Twenty dollars won’t get you too far these days: perhaps a handful of takeaway coffees, a bought lunch or two, or a single cocktail at a bar on the weekend. However, $20 goes a long way, for a long time in your superannuation and financial future.
Projections by super industry group ASFA show that salary sacrificing $20 a week into super can deliver a 20 year old an extra $435,000 in retirement, or $87,000 in today’s dollars. A 30-year-old can build an extra $198,000 ($55,000 in today’s dollars), for a 40 year old it’s $82,500 ($33,000) and a 50 year old gets $29,700 ($16,500).

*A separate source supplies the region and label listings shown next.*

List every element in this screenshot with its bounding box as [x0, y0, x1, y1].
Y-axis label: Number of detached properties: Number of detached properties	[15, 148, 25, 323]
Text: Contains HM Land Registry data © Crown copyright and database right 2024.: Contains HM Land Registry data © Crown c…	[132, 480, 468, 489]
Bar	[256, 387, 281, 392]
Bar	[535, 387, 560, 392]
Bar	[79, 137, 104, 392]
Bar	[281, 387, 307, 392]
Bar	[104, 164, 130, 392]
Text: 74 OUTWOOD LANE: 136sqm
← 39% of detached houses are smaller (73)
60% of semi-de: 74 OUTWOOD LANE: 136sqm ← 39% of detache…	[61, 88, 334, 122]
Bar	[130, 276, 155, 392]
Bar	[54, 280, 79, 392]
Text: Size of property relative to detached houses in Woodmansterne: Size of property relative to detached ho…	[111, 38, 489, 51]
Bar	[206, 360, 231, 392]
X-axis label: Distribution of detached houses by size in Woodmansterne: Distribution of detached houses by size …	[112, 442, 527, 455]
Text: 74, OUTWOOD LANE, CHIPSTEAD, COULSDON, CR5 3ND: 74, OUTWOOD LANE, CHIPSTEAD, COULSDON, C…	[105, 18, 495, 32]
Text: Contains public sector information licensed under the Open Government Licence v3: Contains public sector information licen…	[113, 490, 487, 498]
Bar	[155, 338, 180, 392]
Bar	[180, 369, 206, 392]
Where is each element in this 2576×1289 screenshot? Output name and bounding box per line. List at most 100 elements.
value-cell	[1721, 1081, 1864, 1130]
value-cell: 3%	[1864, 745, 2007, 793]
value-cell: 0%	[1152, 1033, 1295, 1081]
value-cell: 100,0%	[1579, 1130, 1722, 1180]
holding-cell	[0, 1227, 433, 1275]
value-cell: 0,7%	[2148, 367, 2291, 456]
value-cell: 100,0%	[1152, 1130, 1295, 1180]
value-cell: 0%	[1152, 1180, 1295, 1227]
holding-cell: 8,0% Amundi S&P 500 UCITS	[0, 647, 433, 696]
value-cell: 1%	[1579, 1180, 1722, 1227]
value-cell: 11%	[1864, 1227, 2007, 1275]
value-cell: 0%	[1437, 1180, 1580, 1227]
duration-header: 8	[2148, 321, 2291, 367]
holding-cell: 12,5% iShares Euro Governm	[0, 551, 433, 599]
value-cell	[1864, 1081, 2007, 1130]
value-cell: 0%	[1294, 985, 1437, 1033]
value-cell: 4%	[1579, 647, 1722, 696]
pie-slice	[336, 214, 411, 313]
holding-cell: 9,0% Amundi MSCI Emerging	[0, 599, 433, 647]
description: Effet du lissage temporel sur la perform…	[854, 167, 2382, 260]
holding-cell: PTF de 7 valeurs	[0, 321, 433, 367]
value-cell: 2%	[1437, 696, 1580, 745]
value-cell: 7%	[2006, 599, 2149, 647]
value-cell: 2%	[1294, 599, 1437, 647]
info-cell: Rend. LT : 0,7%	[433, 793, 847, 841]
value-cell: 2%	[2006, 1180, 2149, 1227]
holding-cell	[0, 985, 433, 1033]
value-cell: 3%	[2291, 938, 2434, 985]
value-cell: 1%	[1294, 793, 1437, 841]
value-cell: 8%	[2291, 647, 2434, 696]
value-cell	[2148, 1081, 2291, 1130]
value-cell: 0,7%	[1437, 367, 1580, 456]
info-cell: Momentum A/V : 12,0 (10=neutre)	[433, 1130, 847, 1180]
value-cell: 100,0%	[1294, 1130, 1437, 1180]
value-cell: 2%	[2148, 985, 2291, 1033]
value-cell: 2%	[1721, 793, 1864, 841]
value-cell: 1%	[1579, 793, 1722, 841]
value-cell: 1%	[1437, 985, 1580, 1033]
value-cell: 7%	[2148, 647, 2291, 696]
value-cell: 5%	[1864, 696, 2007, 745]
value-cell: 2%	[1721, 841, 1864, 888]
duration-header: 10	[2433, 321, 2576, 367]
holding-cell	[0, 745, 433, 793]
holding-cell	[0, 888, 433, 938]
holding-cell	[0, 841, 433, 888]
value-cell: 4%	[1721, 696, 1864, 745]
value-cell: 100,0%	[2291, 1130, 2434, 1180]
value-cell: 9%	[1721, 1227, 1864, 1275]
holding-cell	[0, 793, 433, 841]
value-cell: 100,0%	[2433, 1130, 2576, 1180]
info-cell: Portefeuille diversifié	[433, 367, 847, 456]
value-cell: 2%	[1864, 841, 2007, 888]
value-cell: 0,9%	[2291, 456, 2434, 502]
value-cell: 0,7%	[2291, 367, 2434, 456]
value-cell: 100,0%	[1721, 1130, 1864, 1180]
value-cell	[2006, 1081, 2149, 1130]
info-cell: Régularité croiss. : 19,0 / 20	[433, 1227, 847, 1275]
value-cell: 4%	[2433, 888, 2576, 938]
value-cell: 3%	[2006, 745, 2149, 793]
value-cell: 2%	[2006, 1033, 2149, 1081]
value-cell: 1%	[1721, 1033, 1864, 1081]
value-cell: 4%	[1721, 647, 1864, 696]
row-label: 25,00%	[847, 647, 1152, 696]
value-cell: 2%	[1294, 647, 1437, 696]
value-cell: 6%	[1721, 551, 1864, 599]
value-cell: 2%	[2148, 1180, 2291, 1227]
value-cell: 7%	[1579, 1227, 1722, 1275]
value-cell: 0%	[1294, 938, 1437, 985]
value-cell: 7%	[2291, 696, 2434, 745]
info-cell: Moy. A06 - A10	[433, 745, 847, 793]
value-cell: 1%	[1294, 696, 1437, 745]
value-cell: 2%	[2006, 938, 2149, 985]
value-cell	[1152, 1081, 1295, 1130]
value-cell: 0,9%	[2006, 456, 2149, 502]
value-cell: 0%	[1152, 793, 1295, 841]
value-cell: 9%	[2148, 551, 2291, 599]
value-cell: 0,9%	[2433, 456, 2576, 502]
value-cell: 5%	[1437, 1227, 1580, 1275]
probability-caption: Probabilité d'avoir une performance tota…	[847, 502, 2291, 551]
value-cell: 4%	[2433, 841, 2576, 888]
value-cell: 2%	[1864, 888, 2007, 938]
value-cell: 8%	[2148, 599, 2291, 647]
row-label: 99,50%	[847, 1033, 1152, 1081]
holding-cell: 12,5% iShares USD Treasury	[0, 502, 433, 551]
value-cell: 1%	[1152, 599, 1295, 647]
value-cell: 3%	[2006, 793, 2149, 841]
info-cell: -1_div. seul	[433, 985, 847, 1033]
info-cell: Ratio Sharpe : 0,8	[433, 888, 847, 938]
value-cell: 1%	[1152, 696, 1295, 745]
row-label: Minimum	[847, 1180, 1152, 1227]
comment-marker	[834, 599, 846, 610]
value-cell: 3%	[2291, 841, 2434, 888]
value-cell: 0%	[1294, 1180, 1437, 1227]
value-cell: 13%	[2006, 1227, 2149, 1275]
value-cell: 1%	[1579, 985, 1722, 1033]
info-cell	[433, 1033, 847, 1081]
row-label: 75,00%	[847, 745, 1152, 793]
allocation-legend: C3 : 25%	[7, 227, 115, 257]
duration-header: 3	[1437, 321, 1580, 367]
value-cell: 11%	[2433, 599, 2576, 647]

SFA CEO Martin Fahy said the numbers highlighted the power of compound interest over many years. “Even small amounts can make a big difference in the long term,” he said.
Dr Fahy said last month’s superannuation rule changes did not negatively affect most people’s super. “We encourage people not to be put off, and have confidence in the system — it’s still the best way to save,” he said.
ASFA is a key supporter of this year’s Super Booster Day campaign, which runs until September 15 and aims to highlight the long term benefits of making extra contributions to superannuation.
Salary sacrifice allows workers to save tax because their money goes into super before their marginal tax rate — of up to 47 per cent — is applied.
Lower income workers can enjoy even bigger benefits through the Federal Government’s super co-contribution, where after-tax deposits into super attract a $500 government injection annually for anyone earning below $36,813 a year and paying in $1000. A smaller co-contribution is paid for people earning up to $51,813.
Financial strategist Theo Marinis said for a young worker, an extra $20 a week into super now would be worth almost $4500 a year in bonus retirement income.
“You give up one coffee a day and then you get $4500 a year extra in retirement and can buy everybody coffees,” he said.
“If your circumstances change you can pull back, and when your circumstances improve you can up it.”
Mr Marinis said people were put off by the constant changes to super rules. “I have been in this game for 30 years and there have been changes to the rules for 30 years. If you kept putting it off you would have missed out on a lot of benefits.”
Making automatic payments through direct debits worked best for most people, he said. “You won’t even notice it, but you will certainly notice it in 30 years’ time.”